Medium 32898 anzeigen
lg Andreas


----------



## keepout (4. Sep. 2020)

Servus!
So wie es aussieht, hätte es die Teichfolie gar nicht unbedingt gebraucht 
Medium 32901 anzeigenMusste 3 Tage warten um weiter arbeiten zu Können ...
Nun bin ich aber in den letzten Arbeitsschritten vor Verlegung von Vlies und Folie:
Medium 32903 anzeigenMedium 32902 anzeigenlg Andreas


----------



## keepout (5. Sep. 2020)

Fertig zum Vliesen und Folieren
Medium 32905 anzeigenMedium 32904 anzeigenlg Andreas


----------



## DbSam (5. Sep. 2020)

Hallo Andreas,

sieht doch gut aus. 


VG Carsten

PS:
... und so schön trocken.
Hier hat es schon wieder geregnet. 

PPS:
Ich gehe davon aus, dass das PE-Rohr an der Natursteinmauer noch unter- bzw. hinterfüttert wird.
Spätestens wenn die Folie liegt.
Oder wie ist Dein Plan?


----------



## keepout (6. Sep. 2020)

Hallo Carsten!
Nein, das war nicht auf meiner Agenda. Denkst du, dass der Druck bei 15-20 cm Wasserstand zu groß ist? 
lg Andreas


----------



## DbSam (6. Sep. 2020)

Hallo Andreas,

den dafür nötigen Druck baut die Zeit und das Wetter auf ...
Augenscheinlich sind dort auch nur Holzlättchen als Stütze, die halten auch nicht so sehr ewig. 
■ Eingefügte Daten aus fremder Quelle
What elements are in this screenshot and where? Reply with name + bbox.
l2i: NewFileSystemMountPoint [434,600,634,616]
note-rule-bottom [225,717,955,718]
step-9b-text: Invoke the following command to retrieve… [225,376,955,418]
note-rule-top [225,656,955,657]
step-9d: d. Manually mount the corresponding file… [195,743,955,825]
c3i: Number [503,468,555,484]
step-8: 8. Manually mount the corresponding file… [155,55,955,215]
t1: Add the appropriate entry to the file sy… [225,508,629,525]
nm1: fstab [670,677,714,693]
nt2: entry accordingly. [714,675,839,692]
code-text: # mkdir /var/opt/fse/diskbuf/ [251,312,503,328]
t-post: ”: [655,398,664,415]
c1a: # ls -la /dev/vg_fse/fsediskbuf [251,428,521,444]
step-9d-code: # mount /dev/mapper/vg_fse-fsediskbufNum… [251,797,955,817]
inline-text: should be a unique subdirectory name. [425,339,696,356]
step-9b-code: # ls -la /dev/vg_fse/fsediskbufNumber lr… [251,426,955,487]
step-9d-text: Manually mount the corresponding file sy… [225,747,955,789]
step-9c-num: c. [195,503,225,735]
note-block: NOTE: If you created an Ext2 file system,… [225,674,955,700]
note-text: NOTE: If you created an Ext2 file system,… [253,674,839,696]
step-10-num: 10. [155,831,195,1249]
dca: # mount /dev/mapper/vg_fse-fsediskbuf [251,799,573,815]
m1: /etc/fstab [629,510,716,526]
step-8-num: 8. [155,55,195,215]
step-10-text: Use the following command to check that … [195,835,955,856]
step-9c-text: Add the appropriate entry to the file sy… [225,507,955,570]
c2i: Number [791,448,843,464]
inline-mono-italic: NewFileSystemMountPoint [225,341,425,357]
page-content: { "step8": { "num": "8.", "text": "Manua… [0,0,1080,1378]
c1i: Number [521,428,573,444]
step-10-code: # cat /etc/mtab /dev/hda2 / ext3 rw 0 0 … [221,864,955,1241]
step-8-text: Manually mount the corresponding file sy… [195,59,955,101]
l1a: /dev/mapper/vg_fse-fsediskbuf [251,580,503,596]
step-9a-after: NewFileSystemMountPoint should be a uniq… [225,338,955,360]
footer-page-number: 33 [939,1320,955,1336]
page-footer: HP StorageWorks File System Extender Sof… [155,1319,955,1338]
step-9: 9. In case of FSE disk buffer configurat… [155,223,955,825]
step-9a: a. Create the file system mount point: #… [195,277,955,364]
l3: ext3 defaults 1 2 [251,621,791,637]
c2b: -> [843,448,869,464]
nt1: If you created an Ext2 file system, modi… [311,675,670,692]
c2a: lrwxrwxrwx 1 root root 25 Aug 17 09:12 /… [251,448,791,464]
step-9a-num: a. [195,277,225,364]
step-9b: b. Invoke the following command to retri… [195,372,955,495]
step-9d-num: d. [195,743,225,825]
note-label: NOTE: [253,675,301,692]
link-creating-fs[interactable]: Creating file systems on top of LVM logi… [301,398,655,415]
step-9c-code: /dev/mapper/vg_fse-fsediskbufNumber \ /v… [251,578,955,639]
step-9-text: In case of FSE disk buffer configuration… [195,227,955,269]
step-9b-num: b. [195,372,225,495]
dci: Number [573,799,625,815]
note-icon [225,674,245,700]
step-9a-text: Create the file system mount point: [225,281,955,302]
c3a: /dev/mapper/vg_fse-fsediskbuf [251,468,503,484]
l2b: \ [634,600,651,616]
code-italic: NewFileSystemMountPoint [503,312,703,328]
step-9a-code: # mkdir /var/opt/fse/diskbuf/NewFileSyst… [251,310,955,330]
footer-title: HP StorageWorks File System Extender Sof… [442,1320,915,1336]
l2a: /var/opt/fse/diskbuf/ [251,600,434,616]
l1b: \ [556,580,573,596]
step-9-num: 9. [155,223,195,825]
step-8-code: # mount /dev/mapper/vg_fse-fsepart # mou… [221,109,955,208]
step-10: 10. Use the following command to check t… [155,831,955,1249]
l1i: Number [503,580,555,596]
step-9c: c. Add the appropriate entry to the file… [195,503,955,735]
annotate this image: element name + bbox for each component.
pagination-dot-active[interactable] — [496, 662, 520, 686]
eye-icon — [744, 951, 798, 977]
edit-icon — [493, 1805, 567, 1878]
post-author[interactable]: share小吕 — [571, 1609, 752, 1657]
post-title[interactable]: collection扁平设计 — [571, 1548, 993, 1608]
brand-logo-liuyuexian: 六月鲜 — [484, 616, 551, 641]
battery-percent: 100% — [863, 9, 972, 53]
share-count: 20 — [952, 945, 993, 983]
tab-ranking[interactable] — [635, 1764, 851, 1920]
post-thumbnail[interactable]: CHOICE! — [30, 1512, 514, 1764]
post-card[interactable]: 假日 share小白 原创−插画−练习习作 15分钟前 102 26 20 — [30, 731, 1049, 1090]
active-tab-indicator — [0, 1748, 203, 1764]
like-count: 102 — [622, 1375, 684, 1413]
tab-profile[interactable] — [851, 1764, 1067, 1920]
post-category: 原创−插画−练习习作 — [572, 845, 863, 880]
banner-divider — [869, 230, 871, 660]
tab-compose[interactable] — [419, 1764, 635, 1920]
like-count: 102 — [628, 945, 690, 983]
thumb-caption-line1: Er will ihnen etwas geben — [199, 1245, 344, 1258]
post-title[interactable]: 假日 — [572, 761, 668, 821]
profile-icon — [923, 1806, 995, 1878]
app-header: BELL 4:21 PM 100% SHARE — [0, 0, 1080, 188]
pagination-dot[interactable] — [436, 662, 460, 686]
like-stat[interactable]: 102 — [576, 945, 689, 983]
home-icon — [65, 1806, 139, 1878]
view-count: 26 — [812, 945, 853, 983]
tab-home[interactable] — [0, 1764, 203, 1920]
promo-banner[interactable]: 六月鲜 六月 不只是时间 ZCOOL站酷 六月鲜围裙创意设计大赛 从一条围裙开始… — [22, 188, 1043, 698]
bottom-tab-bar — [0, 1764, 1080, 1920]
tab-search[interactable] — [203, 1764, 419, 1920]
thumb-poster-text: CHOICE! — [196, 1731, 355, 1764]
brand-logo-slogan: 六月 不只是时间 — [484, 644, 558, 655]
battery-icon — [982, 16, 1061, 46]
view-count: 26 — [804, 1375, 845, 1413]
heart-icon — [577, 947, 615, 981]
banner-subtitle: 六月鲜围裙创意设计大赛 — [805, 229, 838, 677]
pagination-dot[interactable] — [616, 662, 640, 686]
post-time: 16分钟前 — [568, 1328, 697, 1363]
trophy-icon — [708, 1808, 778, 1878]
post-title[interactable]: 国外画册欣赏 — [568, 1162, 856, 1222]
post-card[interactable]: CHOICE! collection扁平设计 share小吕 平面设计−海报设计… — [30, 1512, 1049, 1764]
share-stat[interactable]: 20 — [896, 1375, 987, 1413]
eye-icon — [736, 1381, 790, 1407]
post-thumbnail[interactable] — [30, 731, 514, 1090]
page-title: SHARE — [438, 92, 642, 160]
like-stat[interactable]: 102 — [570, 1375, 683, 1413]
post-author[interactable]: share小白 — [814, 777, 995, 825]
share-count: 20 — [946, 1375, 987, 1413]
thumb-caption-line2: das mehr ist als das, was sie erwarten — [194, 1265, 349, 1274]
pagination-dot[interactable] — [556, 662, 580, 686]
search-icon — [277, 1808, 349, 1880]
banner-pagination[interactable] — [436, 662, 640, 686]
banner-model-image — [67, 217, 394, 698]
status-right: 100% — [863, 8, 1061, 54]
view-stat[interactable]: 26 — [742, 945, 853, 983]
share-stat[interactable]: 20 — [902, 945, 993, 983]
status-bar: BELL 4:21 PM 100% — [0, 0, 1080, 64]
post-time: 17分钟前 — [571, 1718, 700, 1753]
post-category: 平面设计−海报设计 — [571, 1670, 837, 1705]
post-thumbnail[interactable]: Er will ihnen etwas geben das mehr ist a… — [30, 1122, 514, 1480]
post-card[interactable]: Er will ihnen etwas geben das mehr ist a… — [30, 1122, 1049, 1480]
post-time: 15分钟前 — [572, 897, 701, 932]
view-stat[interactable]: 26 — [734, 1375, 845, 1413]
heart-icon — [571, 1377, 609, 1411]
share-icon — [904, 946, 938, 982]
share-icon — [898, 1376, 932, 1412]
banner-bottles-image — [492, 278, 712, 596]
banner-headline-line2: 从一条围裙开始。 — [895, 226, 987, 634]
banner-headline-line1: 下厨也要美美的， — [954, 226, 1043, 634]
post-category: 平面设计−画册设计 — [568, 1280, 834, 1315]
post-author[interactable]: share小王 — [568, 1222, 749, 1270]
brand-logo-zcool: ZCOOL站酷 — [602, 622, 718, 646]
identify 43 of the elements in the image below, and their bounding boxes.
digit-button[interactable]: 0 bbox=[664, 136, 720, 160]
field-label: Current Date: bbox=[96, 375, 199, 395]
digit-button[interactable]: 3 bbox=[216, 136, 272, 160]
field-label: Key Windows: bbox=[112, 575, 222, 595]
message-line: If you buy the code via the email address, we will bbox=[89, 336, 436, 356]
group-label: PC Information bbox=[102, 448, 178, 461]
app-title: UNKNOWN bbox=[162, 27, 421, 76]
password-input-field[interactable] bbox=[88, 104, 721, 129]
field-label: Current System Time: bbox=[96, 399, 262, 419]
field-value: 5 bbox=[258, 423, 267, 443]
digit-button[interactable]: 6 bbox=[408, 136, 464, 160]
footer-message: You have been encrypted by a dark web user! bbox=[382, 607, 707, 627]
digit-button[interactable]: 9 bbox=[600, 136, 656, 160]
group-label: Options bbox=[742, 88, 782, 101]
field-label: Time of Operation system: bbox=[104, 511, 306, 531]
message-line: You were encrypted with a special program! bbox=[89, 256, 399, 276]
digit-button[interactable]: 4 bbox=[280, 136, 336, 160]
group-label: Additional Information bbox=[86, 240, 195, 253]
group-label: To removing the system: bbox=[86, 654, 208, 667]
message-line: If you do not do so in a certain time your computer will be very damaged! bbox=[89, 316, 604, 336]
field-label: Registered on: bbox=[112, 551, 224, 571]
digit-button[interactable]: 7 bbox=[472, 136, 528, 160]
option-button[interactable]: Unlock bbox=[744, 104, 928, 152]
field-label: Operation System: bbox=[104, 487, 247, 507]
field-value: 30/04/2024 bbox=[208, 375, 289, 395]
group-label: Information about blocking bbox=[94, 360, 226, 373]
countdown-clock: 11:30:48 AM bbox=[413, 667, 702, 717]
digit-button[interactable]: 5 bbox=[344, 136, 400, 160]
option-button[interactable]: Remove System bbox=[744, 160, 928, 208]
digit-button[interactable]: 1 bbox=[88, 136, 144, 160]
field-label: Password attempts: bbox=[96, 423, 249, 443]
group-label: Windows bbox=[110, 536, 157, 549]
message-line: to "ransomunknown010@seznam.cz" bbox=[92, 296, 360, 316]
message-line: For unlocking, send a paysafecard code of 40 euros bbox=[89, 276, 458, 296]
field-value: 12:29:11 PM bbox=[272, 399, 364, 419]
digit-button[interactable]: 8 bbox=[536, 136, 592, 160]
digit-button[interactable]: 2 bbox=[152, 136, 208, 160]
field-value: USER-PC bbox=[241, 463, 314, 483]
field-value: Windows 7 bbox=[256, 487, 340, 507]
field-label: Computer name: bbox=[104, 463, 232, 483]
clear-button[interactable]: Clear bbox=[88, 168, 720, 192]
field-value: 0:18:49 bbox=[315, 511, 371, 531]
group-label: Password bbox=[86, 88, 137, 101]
Folie rein, Wasser rein, Folie ausrichten und alles passend machen ...
Dann hinten ordentlich mit Beton verfüllen/ausstopfen, Magerbeton ist auch ausreichend.
Und bis dahin erfüllen die Holzlättchen komplett ihren Zweck.

Lehm, Erde o.ä. Zeugs für eine Unter-/Hinterfüllung ist aus meiner Sicht nicht zielführend, da dies im feuchten Zustand mehr und mehr nachgibt.



VG Carsten


----------



## keepout (6. Sep. 2020)

Hm, danke Carsten, dann kann hinten jedoch kein Wasser versickern. Aber gut. Was mich jetzt noch nachdenklich macht: hätte ich das auch vorne beim Uferband machen sollen? Dort habe ich mit Erde hinterfüllt...
Lg Andreas

PS: die Pflöcke sind Bankiraireste, unverwüstlich...


----------



## DbSam (6. Sep. 2020)

Hallo Andreas,


keepout schrieb:


> dann kann hinten jedoch kein Wasser versickern.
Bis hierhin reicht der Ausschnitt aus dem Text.